Group into 3 behavioral personas: Mobile-First, Desktop-Focused, Hybrid."""
}).json()

print("=== Behavioral Analysis ===")
print(analysis.get("content", "")[:1500])

# 5. Create behavioral personas
BEHAVIOR_PROFILES = [
    {"name": "SG: Mobile-First Reader",
     "desc": "Opens on mobile (60%+). Prefers scannable content, single CTA, short subject lines.",
     "psych": {"device": "mobile", "format": "scannable", "cta": "single_button"}},
    {"name": "SG: Desktop Focused Reader",
     "desc": "Opens on desktop during business hours. Prefers detailed content, multiple links, professional tone.",
     "psych": {"device": "desktop", "format": "detailed", "cta": "text_links"}},
    {"name": "SG: Hybrid Multi-Device",
     "desc": "Mixed device usage. Opens on mobile, clicks through on desktop. Needs responsive design.",
     "psych": {"device": "hybrid", "format": "responsive", "cta": "progressive"}},
]

for profile in BEHAVIOR_PROFILES:
    r = requests.post(f"{MB}/personas", headers=MV_H, json={
        "name": profile["name"],
        "description": f"{profile['desc']} Based on {device_geo['all']['sends']} sends analyzed. {analysis.get('content', '')[:200]}",
        "psychographic": profile["psych"],
    })
    r.raise_for_status()
    print(f"Created: {profile['name']}{r.json()['id']}")
    time.sleep(0.3)

Example Output

=== Behavioral Analysis ===
## Behavioral Persona Profiles (42,300 sends analyzed)

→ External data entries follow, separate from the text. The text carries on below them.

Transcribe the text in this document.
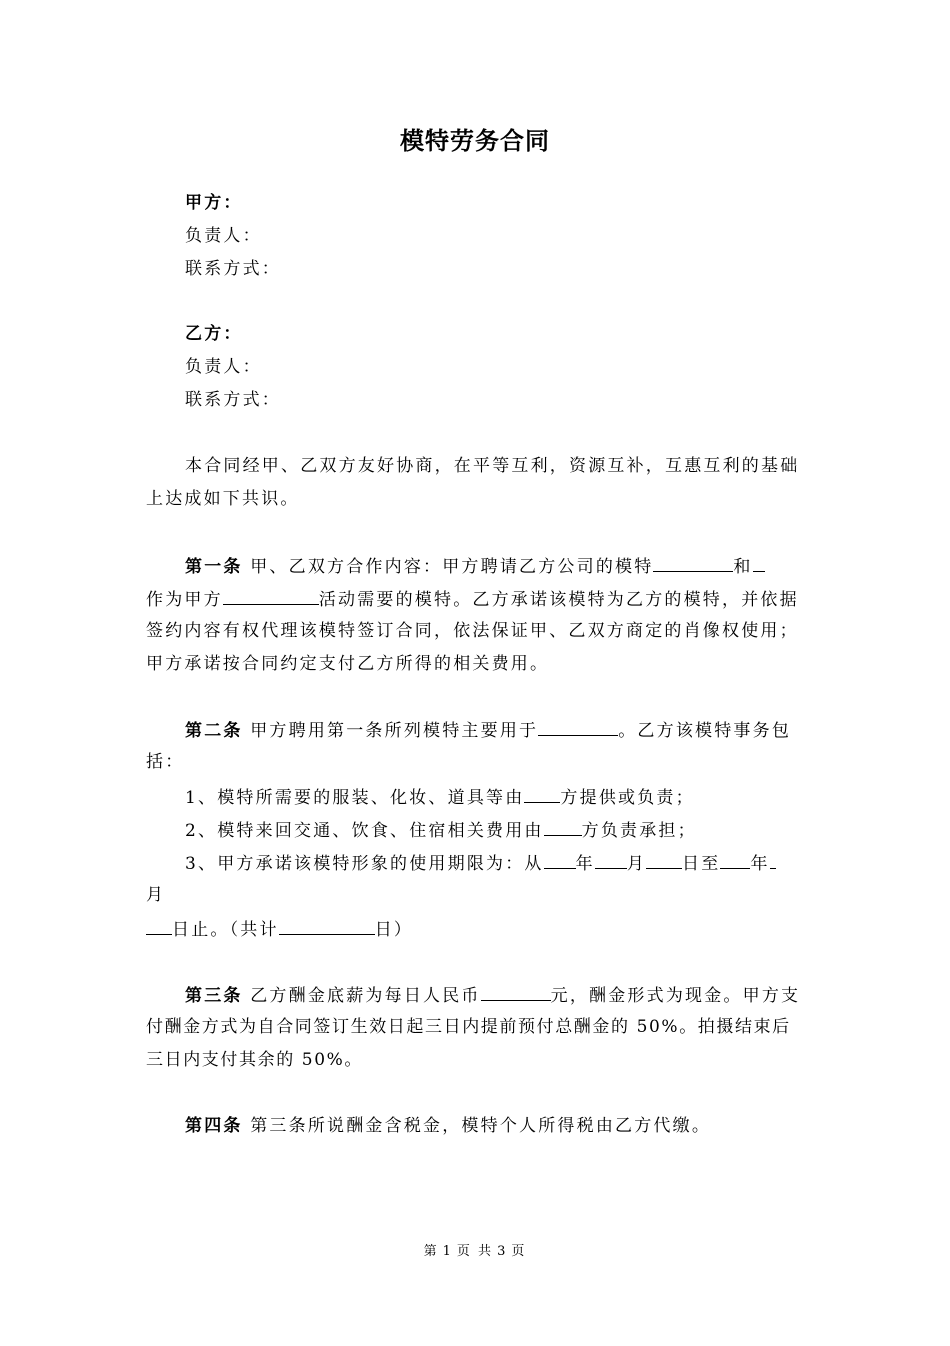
模特劳务合同
甲方：
负责人：
联系方式：
乙方：
负责人：
联系方式：
本合同经甲、乙双方友好协商，在平等互利，资源互补，互惠互利的基础
上达成如下共识。
第一条 甲、乙双方合作内容：甲方聘请乙方公司的模特	和
作为甲方	活动需要的模特。乙方承诺该模特为乙方的模特，并依据
签约内容有权代理该模特签订合同，依法保证甲、乙双方商定的肖像权使用；
甲方承诺按合同约定支付乙方所得的相关费用。
第二条 甲方聘用第一条所列模特主要用于	。乙方该模特事务包
括：
1、模特所需要的服装、化妆、道具等由 方提供或负责；
2、模特来回交通、饮食、住宿相关费用由 方负责承担；
3、甲方承诺该模特形象的使用期限为：从 年 月 日至 年
月
日止。（共计	日）
第三条 乙方酬金底薪为每日人民币	元，酬金形式为现金。甲方支
付酬金方式为自合同签订生效日起三日内提前预付总酬金的 50%。拍摄结束后
三日内支付其余的 50%。
第四条 第三条所说酬金含税金，模特个人所得税由乙方代缴。
第 1 页 共 3 页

### Mobile-First Reader (est. 58% of audience)
- Device: iPhone Mail, Gmail app dominate
- Format: Scannable — 1 key message, bullet points, large CTA button
- Send time: 7-9am and 12-1pm local (commute + lunch)
- Subject: 6-8 words, emoji occasionally effective, urgency words +18% open rate
- CTA: Single button, contrasting color, "Get [thing]" > "Learn more"

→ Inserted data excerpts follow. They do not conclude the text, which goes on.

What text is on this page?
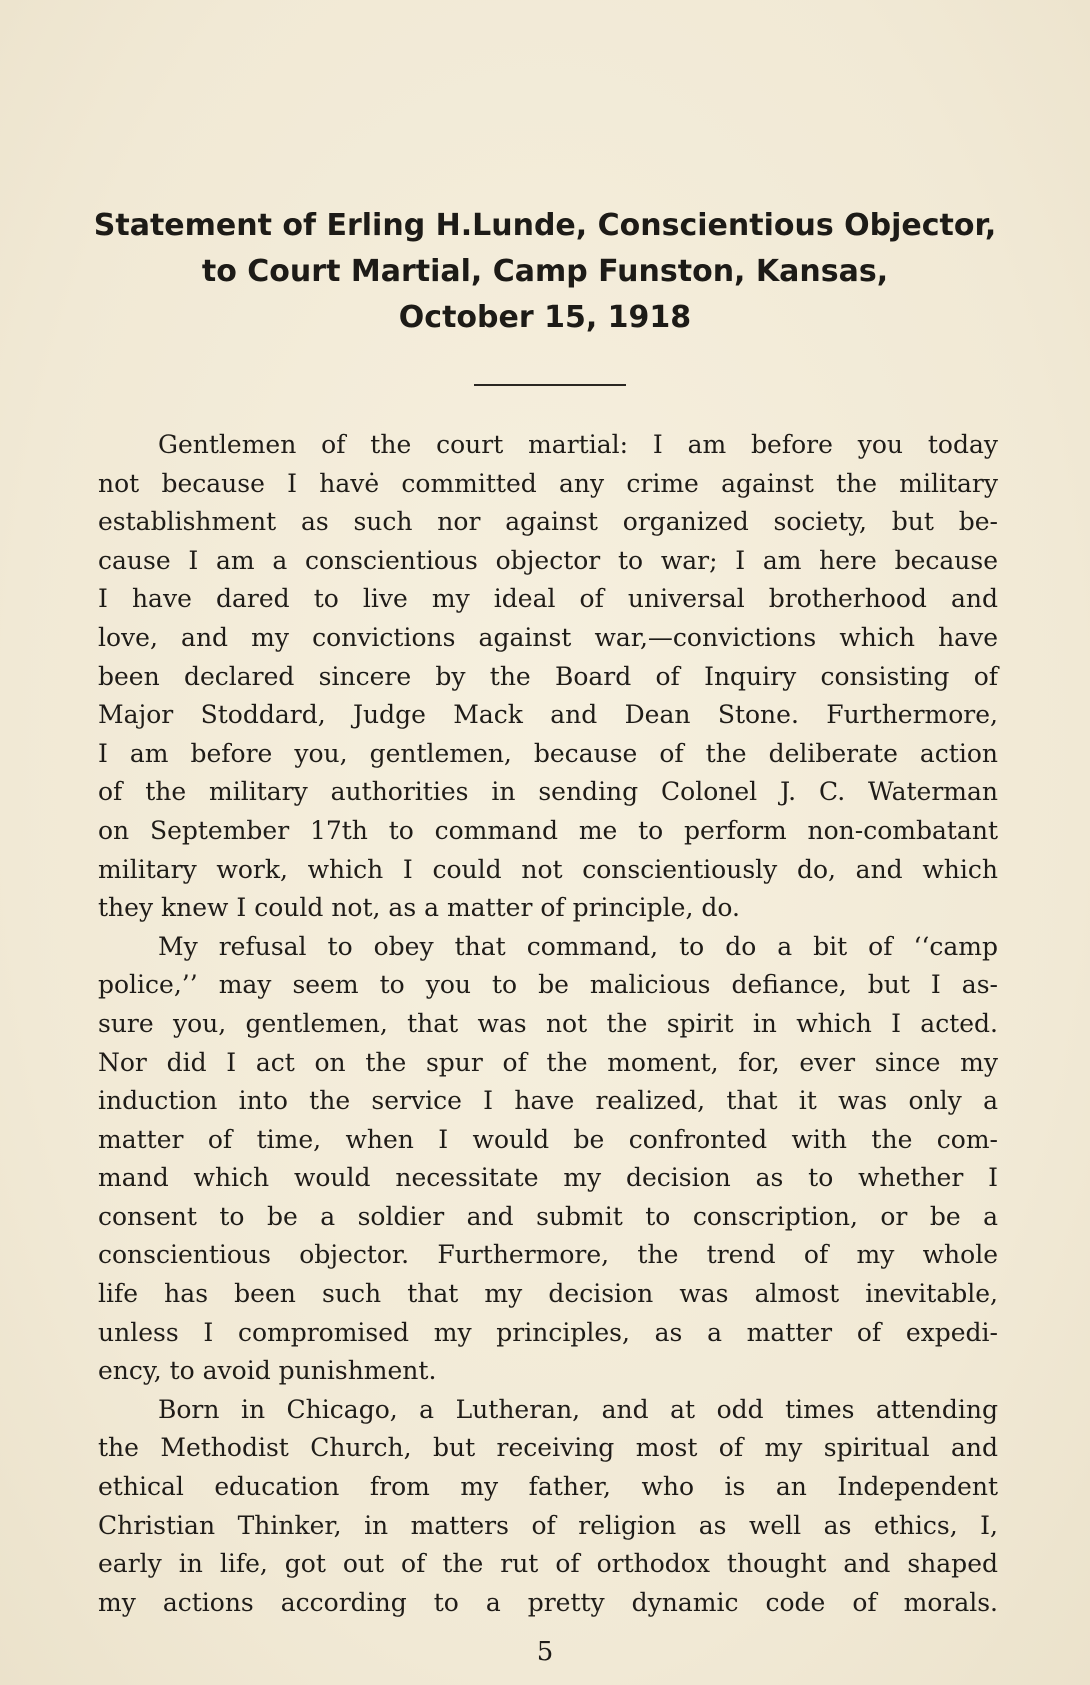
Statement of Erling H.Lunde, Conscientious Objector,
to Court Martial, Camp Funston, Kansas,
October 15, 1918
Gentlemen of the court martial: I am before you today
not because I havė committed any crime against the military
establishment as such nor against organized society, but be-
cause I am a conscientious objector to war; I am here because
I have dared to live my ideal of universal brotherhood and
love, and my convictions against war,—convictions which have
been declared sincere by the Board of Inquiry consisting of
Major Stoddard, Judge Mack and Dean Stone. Furthermore,
I am before you, gentlemen, because of the deliberate action
of the military authorities in sending Colonel J. C. Waterman
on September 17th to command me to perform non-combatant
military work, which I could not conscientiously do, and which
they knew I could not, as a matter of principle, do.
My refusal to obey that command, to do a bit of ‘‘camp
police,’’ may seem to you to be malicious defiance, but I as-
sure you, gentlemen, that was not the spirit in which I acted.
Nor did I act on the spur of the moment, for, ever since my
induction into the service I have realized, that it was only a
matter of time, when I would be confronted with the com-
mand which would necessitate my decision as to whether I
consent to be a soldier and submit to conscription, or be a
conscientious objector. Furthermore, the trend of my whole
life has been such that my decision was almost inevitable,
unless I compromised my principles, as a matter of expedi-
ency, to avoid punishment.
Born in Chicago, a Lutheran, and at odd times attending
the Methodist Church, but receiving most of my spiritual and
ethical education from my father, who is an Independent
Christian Thinker, in matters of religion as well as ethics, I,
early in life, got out of the rut of orthodox thought and shaped
my actions according to a pretty dynamic code of morals.
5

### Desktop Focused (est. 28%)
- Device: Outlook, Apple Mail desktop
- Format: Detailed — can handle 300+ word emails, multiple links
- Send time: 10am-2pm weekdays (business hours)
- Subject: Professional, specific, include company/product name
- CTA: Inline text links perform equally to buttons

### Hybrid (est. 14%)
- Opens on mobile, clicks through on desktop
- Needs: Responsive preview + full content on click-through

Created: SG: Mobile-First Reader → per_sg_mob_1
Created: SG: Desktop Focused Reader → per_sg_desk_2
Created: SG: Hybrid Multi-Device → per_sg_hyb_3

Error Handling

SendGrid returns 429 with X-RateLimit-Reset header. The code retries after 2s. For bulk stat pulls (50+ sends), spread requests with 150ms delays.
Stats endpoints require start_date and end_date in YYYY-MM-DD format. Max range varies by plan. Free plans retain 3 days of stats; Pro retains 7 days.
The /browsers/stats endpoint may return empty data if link tracking is disabled. Enable click tracking in Settings → Tracking.